The secret sauce is flexible electronics. The core benefit is that they become part of the body in a non-invasive, painless and relatively inexpensive way.
In addition to sensors, the electronics package can contain wireless networking capability, so they can not only convey sensor data easily, but also be controlled from a remote computer or smartphone.

Why are electronic tattoos happening now?

Almost every big technology revolution is preceded by a materials revolution. For example, the computer revolution owes its trajectory to the development of semiconductor materials, including silicon, which replaced vacuum tubes and brought into existence Moore's Law, the law that states the number of transistors on integrated circuits doubles roughly every two years.

The electronic tattoo revolution is coming about because of the development of miniature and flexible electronics. In fact, development of flexible electronics has been in the works for decades. Most consumer electronics, from phones to digital cameras, contain circuits that are flexible in order to bend circuit boards for the purpose of cramming everything into a tiny space. But in recent years, it's become increasingly possible to create flexible circuits that can roll, stretch and, most importantly, flex repeatedly without failing.

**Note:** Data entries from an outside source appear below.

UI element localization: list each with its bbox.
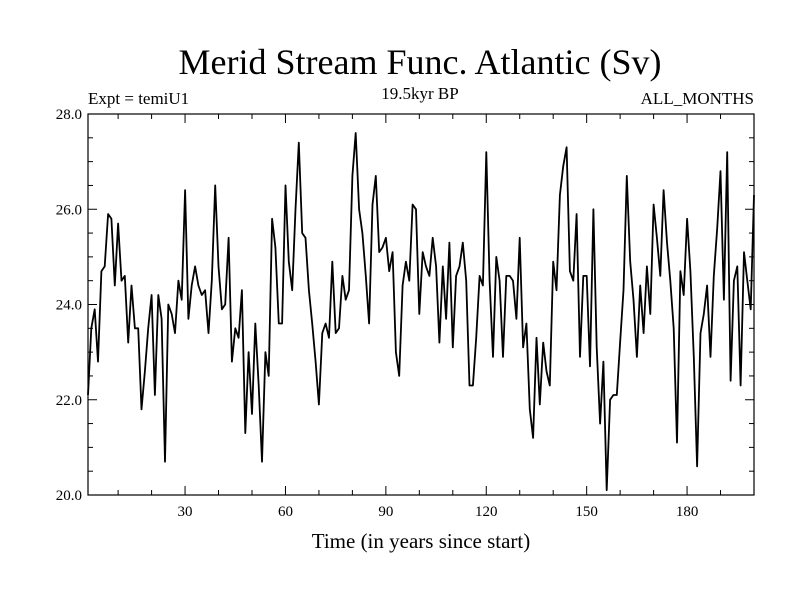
- chart-title: Merid Stream Func. Atlantic (Sv): [179, 42, 662, 82]
- y-tick-label: 20.0: [56, 488, 82, 504]
- x-tick-label: 30: [178, 504, 193, 520]
- x-tick-label: 90: [378, 504, 393, 520]
- y-axis: 20.0 22.0 24.0 26.0 28.0: [56, 107, 754, 504]
- y-tick-label: 28.0: [56, 107, 82, 123]
- y-tick-label: 26.0: [56, 202, 82, 218]
- experiment-label: Expt = temiU1: [88, 89, 189, 108]
- x-tick-label: 180: [676, 504, 699, 520]
- x-tick-label: 120: [475, 504, 498, 520]
- x-axis: 30 60 90 120 150 180: [117, 114, 722, 520]
- y-tick-label: 22.0: [56, 393, 82, 409]
- series-line: [87, 132, 755, 492]
- y-tick-label: 24.0: [56, 298, 82, 314]
- months-label: ALL_MONTHS: [641, 89, 754, 108]
- x-axis-title: Time (in years since start): [312, 529, 531, 553]
- period-label: 19.5kyr BP: [381, 84, 458, 103]
- x-tick-label: 150: [575, 504, 598, 520]
- x-tick-label: 60: [278, 504, 293, 520]
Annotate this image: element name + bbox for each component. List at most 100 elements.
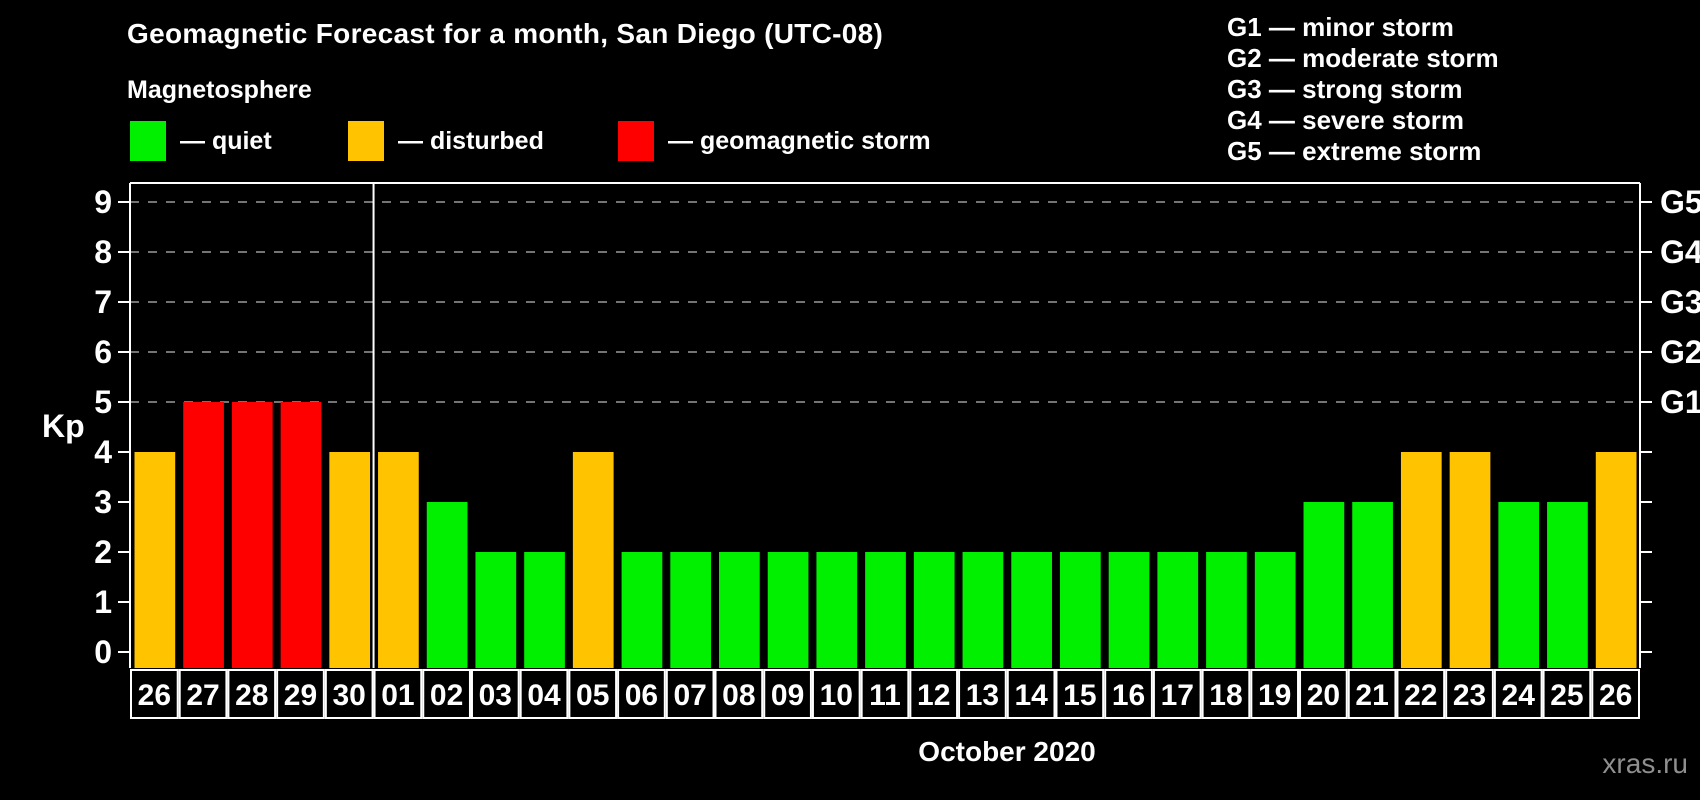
date-box-26 xyxy=(1591,669,1640,719)
date-label-12: 12 xyxy=(917,679,950,712)
legend-label-quiet: — quiet xyxy=(180,126,272,155)
date-box-30 xyxy=(324,669,374,719)
page-title: Geomagnetic Forecast for a month, San Di… xyxy=(127,18,884,49)
kp-bar-23 xyxy=(1449,452,1491,668)
legend-label-disturbed: — disturbed xyxy=(398,126,544,155)
kp-bar-06 xyxy=(621,552,663,668)
kp-bar-26 xyxy=(1595,452,1637,668)
kp-bar-07 xyxy=(670,552,712,668)
right-axis-label-G3: G3 xyxy=(1660,284,1700,320)
kp-bar-30 xyxy=(329,452,371,668)
date-label-25: 25 xyxy=(1550,679,1583,712)
disturbed-color-swatch xyxy=(348,121,384,161)
date-box-12 xyxy=(909,669,959,719)
date-label-14: 14 xyxy=(1014,679,1048,712)
date-box-09 xyxy=(763,669,812,719)
g-scale-legend: G1 — minor storm G2 — moderate storm G3 … xyxy=(1227,12,1499,167)
date-box-22 xyxy=(1396,669,1446,719)
date-box-25 xyxy=(1542,669,1592,719)
date-box-28 xyxy=(227,669,277,719)
date-box-23 xyxy=(1445,669,1494,719)
kp-bar-16 xyxy=(1108,552,1150,668)
y-tick-label-2: 2 xyxy=(94,534,112,570)
date-box-19 xyxy=(1250,669,1300,719)
date-label-08: 08 xyxy=(722,679,755,712)
date-label-21: 21 xyxy=(1355,679,1388,712)
date-box-03 xyxy=(470,669,520,719)
kp-bar-25 xyxy=(1547,502,1588,668)
g-legend-line-g5: G5 — extreme storm xyxy=(1227,136,1482,166)
date-box-16 xyxy=(1104,669,1153,719)
date-box-13 xyxy=(958,669,1007,719)
date-label-09: 09 xyxy=(771,679,804,712)
date-label-29: 29 xyxy=(284,679,317,712)
date-box-06 xyxy=(617,669,666,719)
date-label-17: 17 xyxy=(1161,679,1194,712)
right-axis-label-G5: G5 xyxy=(1660,184,1700,220)
date-box-07 xyxy=(665,669,715,719)
kp-bar-10 xyxy=(816,552,858,668)
date-label-15: 15 xyxy=(1063,679,1096,712)
date-label-18: 18 xyxy=(1209,679,1242,712)
y-tick-label-5: 5 xyxy=(94,384,112,420)
date-box-11 xyxy=(860,669,910,719)
date-label-13: 13 xyxy=(966,679,999,712)
date-label-30: 30 xyxy=(333,679,366,712)
legend-item-quiet: — quiet xyxy=(130,120,272,162)
date-box-26 xyxy=(130,669,179,719)
kp-bar-19 xyxy=(1254,552,1296,668)
date-label-27: 27 xyxy=(186,679,219,712)
date-label-11: 11 xyxy=(869,679,901,712)
y-tick-label-9: 9 xyxy=(94,184,112,220)
y-axis-title: Kp xyxy=(42,408,85,444)
date-label-06: 06 xyxy=(625,679,658,712)
date-label-20: 20 xyxy=(1307,679,1340,712)
legend-label-storm: — geomagnetic storm xyxy=(668,126,931,155)
kp-bar-17 xyxy=(1157,552,1199,668)
kp-bar-24 xyxy=(1498,502,1540,668)
kp-bar-02 xyxy=(426,502,468,668)
date-box-05 xyxy=(568,669,618,719)
date-box-15 xyxy=(1055,669,1105,719)
date-label-19: 19 xyxy=(1258,679,1291,712)
kp-bar-22 xyxy=(1400,452,1442,668)
date-box-27 xyxy=(178,669,228,719)
date-box-02 xyxy=(422,669,471,719)
kp-bar-01 xyxy=(378,452,419,668)
magnetosphere-label: Magnetosphere xyxy=(127,76,312,104)
right-axis-label-G4: G4 xyxy=(1660,234,1700,270)
date-box-21 xyxy=(1347,669,1397,719)
date-box-29 xyxy=(276,669,325,719)
watermark: xras.ru xyxy=(1602,748,1688,779)
date-label-05: 05 xyxy=(576,679,609,712)
y-tick-label-3: 3 xyxy=(94,484,112,520)
date-label-23: 23 xyxy=(1453,679,1486,712)
kp-bar-15 xyxy=(1059,552,1101,668)
kp-bar-26 xyxy=(134,452,176,668)
kp-bar-05 xyxy=(572,452,614,668)
date-label-02: 02 xyxy=(430,679,463,712)
date-label-16: 16 xyxy=(1112,679,1145,712)
y-tick-label-6: 6 xyxy=(94,334,112,370)
date-box-18 xyxy=(1201,669,1251,719)
kp-bar-04 xyxy=(524,552,565,668)
kp-bar-09 xyxy=(767,552,809,668)
date-box-08 xyxy=(714,669,764,719)
y-tick-label-7: 7 xyxy=(94,284,112,320)
kp-bar-03 xyxy=(475,552,517,668)
kp-bar-18 xyxy=(1206,552,1247,668)
legend-item-storm: — geomagnetic storm xyxy=(618,120,931,162)
right-axis-label-G1: G1 xyxy=(1660,384,1700,420)
date-label-28: 28 xyxy=(235,679,268,712)
g-legend-line-g4: G4 — severe storm xyxy=(1227,105,1465,135)
kp-bar-28 xyxy=(231,402,273,668)
y-tick-label-1: 1 xyxy=(94,584,112,620)
date-label-24: 24 xyxy=(1502,679,1536,712)
y-tick-label-0: 0 xyxy=(94,634,112,670)
x-axis-title: October 2020 xyxy=(918,736,1096,767)
date-label-07: 07 xyxy=(673,679,706,712)
quiet-color-swatch xyxy=(130,121,166,161)
kp-bar-29 xyxy=(280,402,322,668)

What are electronic tattoos for?

Researchers envision all kinds of medical applications for electronic tattoos. For example, extremely precise thermometers that can track tiny fluctuations in body temperature and set off alarms when the level goes above or below a set threshold. Because they're so thin and flexible, a thermometer patch could be worn for months.
In a few years, it's likely that a single, inexpensive rubber patch, attached to the chest of a patient or even a newborn baby will monitor a wide range of vital signs including heart rate, nutritional status, body temperature, hydration and breathing rate.
This is where most of us will encounter electronic tattoos. Slapping an electronic tattoo on patients to monitor vital signs will probably become widespread in healthcare.